📄
Abstract - PRISM: Breaking the O(n) Memory Wall in Long-Context LLM Inference via O(1) Photonic Block Selection
Long-context LLM inference is bottlenecked not by compute but by the O(n) memory bandwidth cost of scanning the KV cache at every decode step -- a wall that no amount of arithmetic scaling can break. Recent photonic accelerators have demonstrated impressive throughput for dense attention computation; however, these approaches inherit the same O(n) memory scaling as electronic attention when applied to long contexts.

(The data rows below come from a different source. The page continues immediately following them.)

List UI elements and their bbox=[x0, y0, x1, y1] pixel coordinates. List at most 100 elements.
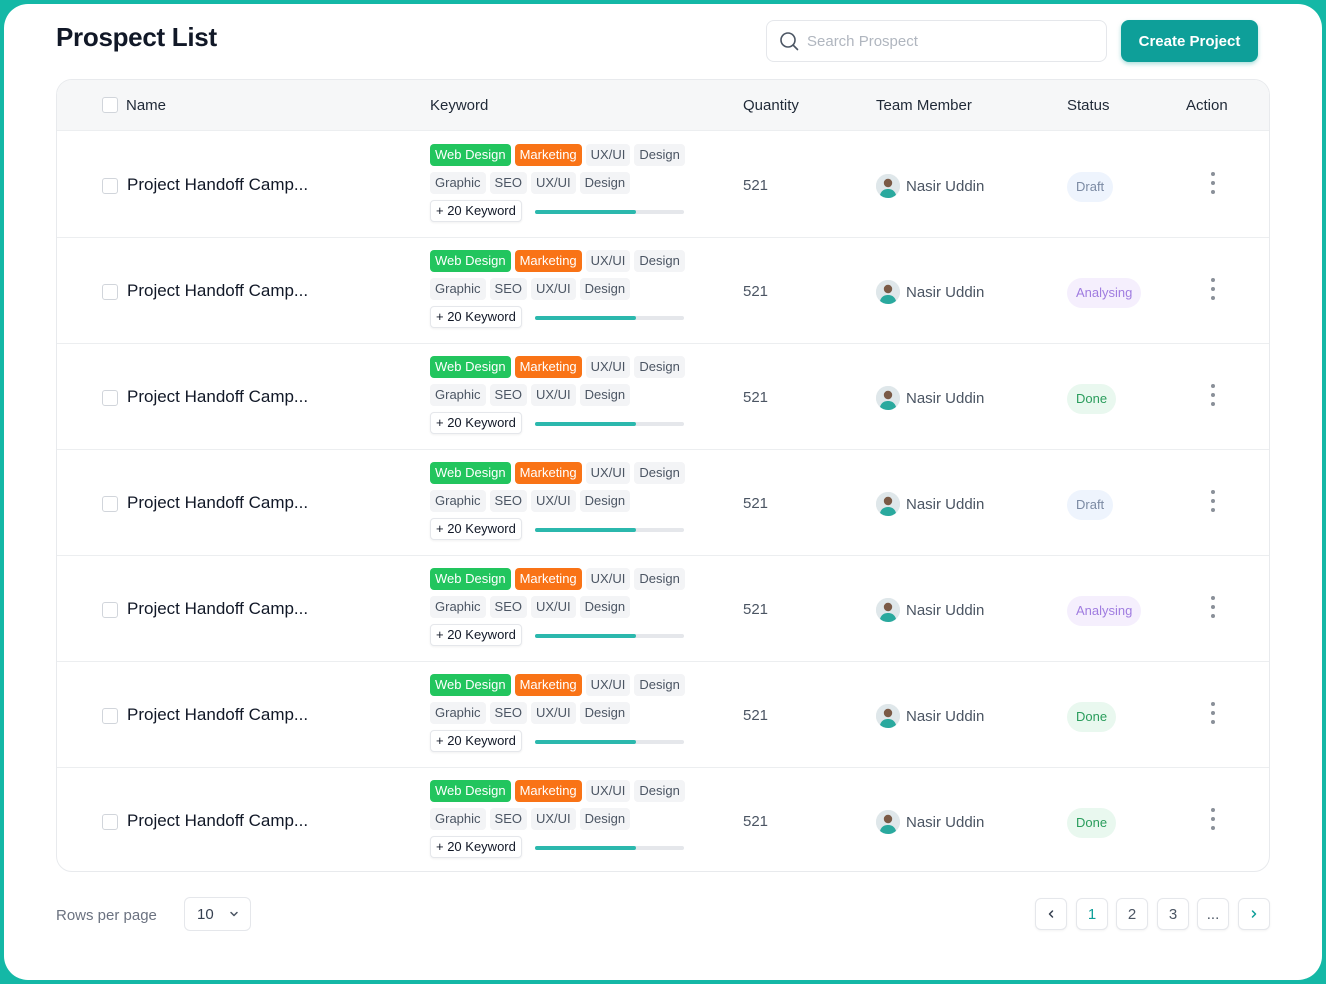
next-page-button[interactable] bbox=[1238, 898, 1270, 930]
project-name[interactable]: Project Handoff Camp... bbox=[127, 493, 308, 513]
team-member-name: Nasir Uddin bbox=[906, 389, 985, 407]
team-member-name: Nasir Uddin bbox=[906, 283, 985, 301]
team-member: Nasir Uddin bbox=[876, 598, 984, 622]
page-button-2[interactable]: 2 bbox=[1116, 898, 1148, 930]
page-ellipsis[interactable]: ... bbox=[1197, 898, 1229, 930]
more-vertical-icon[interactable] bbox=[1207, 382, 1219, 412]
more-keywords-tag[interactable]: + 20 Keyword bbox=[430, 306, 522, 328]
keyword-tag: Web Design bbox=[430, 780, 511, 802]
column-header-status[interactable]: Status bbox=[1067, 97, 1110, 114]
row-checkbox[interactable] bbox=[102, 814, 118, 830]
row-checkbox[interactable] bbox=[102, 178, 118, 194]
keyword-tag: Graphic bbox=[430, 490, 486, 512]
keyword-progress-bar bbox=[535, 422, 684, 426]
keyword-tags-line-2: Graphic SEO UX/UI Design bbox=[430, 702, 631, 724]
quantity-value: 521 bbox=[743, 177, 769, 194]
team-member: Nasir Uddin bbox=[876, 174, 984, 198]
row-checkbox[interactable] bbox=[102, 284, 118, 300]
keyword-tag: Marketing bbox=[514, 780, 582, 802]
avatar bbox=[876, 598, 900, 622]
column-header-team-member[interactable]: Team Member bbox=[876, 97, 972, 114]
search-box[interactable] bbox=[766, 20, 1107, 62]
search-input[interactable] bbox=[807, 32, 1087, 50]
more-keywords-tag[interactable]: + 20 Keyword bbox=[430, 412, 522, 434]
status-badge: Done bbox=[1067, 384, 1117, 414]
keyword-tag: Design bbox=[579, 490, 631, 512]
table-row[interactable]: Project Handoff Camp... Web Design Market… bbox=[57, 768, 1269, 871]
status-badge: Analysing bbox=[1067, 596, 1142, 626]
team-member: Nasir Uddin bbox=[876, 704, 984, 728]
keyword-tags-line-3: + 20 Keyword bbox=[430, 200, 522, 222]
keyword-tags-line-1: Web Design Marketing UX/UI Design bbox=[430, 250, 685, 272]
project-name[interactable]: Project Handoff Camp... bbox=[127, 387, 308, 407]
prev-page-button[interactable] bbox=[1035, 898, 1067, 930]
table-row[interactable]: Project Handoff Camp... Web Design Market… bbox=[57, 662, 1269, 768]
keyword-tag: Web Design bbox=[430, 356, 511, 378]
row-checkbox[interactable] bbox=[102, 708, 118, 724]
column-header-quantity[interactable]: Quantity bbox=[743, 97, 799, 114]
keyword-tag: Design bbox=[579, 278, 631, 300]
keyword-progress-fill bbox=[535, 528, 637, 532]
column-header-keyword[interactable]: Keyword bbox=[430, 97, 488, 114]
keyword-tags-line-3: + 20 Keyword bbox=[430, 624, 522, 646]
column-header-name[interactable]: Name bbox=[126, 97, 166, 114]
more-vertical-icon[interactable] bbox=[1207, 276, 1219, 306]
more-keywords-tag[interactable]: + 20 Keyword bbox=[430, 200, 522, 222]
keyword-tags-line-2: Graphic SEO UX/UI Design bbox=[430, 808, 631, 830]
table-row[interactable]: Project Handoff Camp... Web Design Market… bbox=[57, 238, 1269, 344]
keyword-tag: Web Design bbox=[430, 674, 511, 696]
more-keywords-tag[interactable]: + 20 Keyword bbox=[430, 836, 522, 858]
team-member-name: Nasir Uddin bbox=[906, 177, 985, 195]
keyword-tag: Web Design bbox=[430, 250, 511, 272]
project-name[interactable]: Project Handoff Camp... bbox=[127, 175, 308, 195]
project-name[interactable]: Project Handoff Camp... bbox=[127, 811, 308, 831]
keyword-tag: Web Design bbox=[430, 568, 511, 590]
more-keywords-tag[interactable]: + 20 Keyword bbox=[430, 624, 522, 646]
table-row[interactable]: Project Handoff Camp... Web Design Market… bbox=[57, 556, 1269, 662]
project-name[interactable]: Project Handoff Camp... bbox=[127, 599, 308, 619]
project-name[interactable]: Project Handoff Camp... bbox=[127, 705, 308, 725]
chevron-left-icon bbox=[1048, 910, 1054, 918]
more-keywords-tag[interactable]: + 20 Keyword bbox=[430, 730, 522, 752]
keyword-tags-line-1: Web Design Marketing UX/UI Design bbox=[430, 780, 685, 802]
more-keywords-tag[interactable]: + 20 Keyword bbox=[430, 518, 522, 540]
more-vertical-icon[interactable] bbox=[1207, 806, 1219, 836]
keyword-tags-line-1: Web Design Marketing UX/UI Design bbox=[430, 674, 685, 696]
select-all-checkbox[interactable] bbox=[102, 97, 118, 113]
more-vertical-icon[interactable] bbox=[1207, 700, 1219, 730]
keyword-tag: UX/UI bbox=[531, 702, 576, 724]
search-icon bbox=[780, 32, 799, 51]
more-vertical-icon[interactable] bbox=[1207, 594, 1219, 624]
keyword-tag: Design bbox=[634, 250, 685, 272]
keyword-tag: Web Design bbox=[430, 144, 511, 166]
keyword-tags-line-1: Web Design Marketing UX/UI Design bbox=[430, 356, 685, 378]
keyword-tag: SEO bbox=[489, 384, 527, 406]
keyword-tag: Design bbox=[634, 356, 685, 378]
quantity-value: 521 bbox=[743, 813, 769, 830]
quantity-value: 521 bbox=[743, 389, 769, 406]
avatar bbox=[876, 810, 900, 834]
row-checkbox[interactable] bbox=[102, 602, 118, 618]
more-vertical-icon[interactable] bbox=[1207, 170, 1219, 200]
table-row[interactable]: Project Handoff Camp... Web Design Market… bbox=[57, 344, 1269, 450]
keyword-tags-line-1: Web Design Marketing UX/UI Design bbox=[430, 144, 685, 166]
keyword-progress-fill bbox=[535, 210, 637, 214]
more-vertical-icon[interactable] bbox=[1207, 488, 1219, 518]
create-project-button[interactable]: Create Project bbox=[1121, 20, 1258, 62]
page-button-1[interactable]: 1 bbox=[1076, 898, 1108, 930]
project-name[interactable]: Project Handoff Camp... bbox=[127, 281, 308, 301]
row-checkbox[interactable] bbox=[102, 390, 118, 406]
table-row[interactable]: Project Handoff Camp... Web Design Market… bbox=[57, 450, 1269, 556]
keyword-tag: Marketing bbox=[514, 674, 582, 696]
avatar bbox=[876, 386, 900, 410]
quantity-value: 521 bbox=[743, 283, 769, 300]
row-checkbox[interactable] bbox=[102, 496, 118, 512]
rows-per-page-select[interactable]: 10 bbox=[184, 897, 251, 931]
status-badge: Done bbox=[1067, 702, 1117, 732]
table-row[interactable]: Project Handoff Camp... Web Design Market… bbox=[57, 132, 1269, 238]
status-badge: Draft bbox=[1067, 490, 1114, 520]
page-button-3[interactable]: 3 bbox=[1157, 898, 1189, 930]
avatar bbox=[876, 174, 900, 198]
status-badge: Draft bbox=[1067, 172, 1114, 202]
rows-per-page-value: 10 bbox=[197, 905, 214, 923]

We observe that the real leverage point is the coarse block-selection step: a memory-bound similarity search that determines which KV blocks to fetch. We identify, for the first time, that this task is structurally matched to the photonic broadcast-and-weight paradigm -- the query fans out to all candidates via passive splitting, signatures are quasi-static (matching electro-optic MRR programming), and only rank order matters (relaxing precision to 4-6 bits). Crucially, the photonic advantage grows with context length: as N increases, the electronic scan cost rises linearly while the photonic evaluation remains O(1). We instantiate this insight in PRISM (Photonic Ranking via Inner-product Similarity with Microring weights), a thin-film lithium niobate (TFLN) similarity engine. Hardware-impaired needle-in-a-haystack evaluation on Qwen2.5-7B confirms 100% accuracy from 4K through 64K tokens at k=32, with 16x traffic reduction at 64K context. PRISM achieves a four-order-of-magnitude energy advantage over GPU baselines at practical context lengths (n >= 4K).
PRISM:通过O(1)光子块选择打破长上下文LLM推理中的O(n)内存墙 /
PRISM: Breaking the O(n) Memory Wall in Long-Context LLM Inference via O(1) Photonic Block Selection
1️⃣ 一句话总结
这篇论文提出了一种名为PRISM的光子计算硬件方案,它通过一种创新的光信号处理方式,在几乎不消耗额外能量的情况下,快速从海量历史对话信息中筛选出最相关的部分,从而从根本上解决了大模型处理长文本时因内存访问瓶颈导致的效率低下和能耗过高的问题。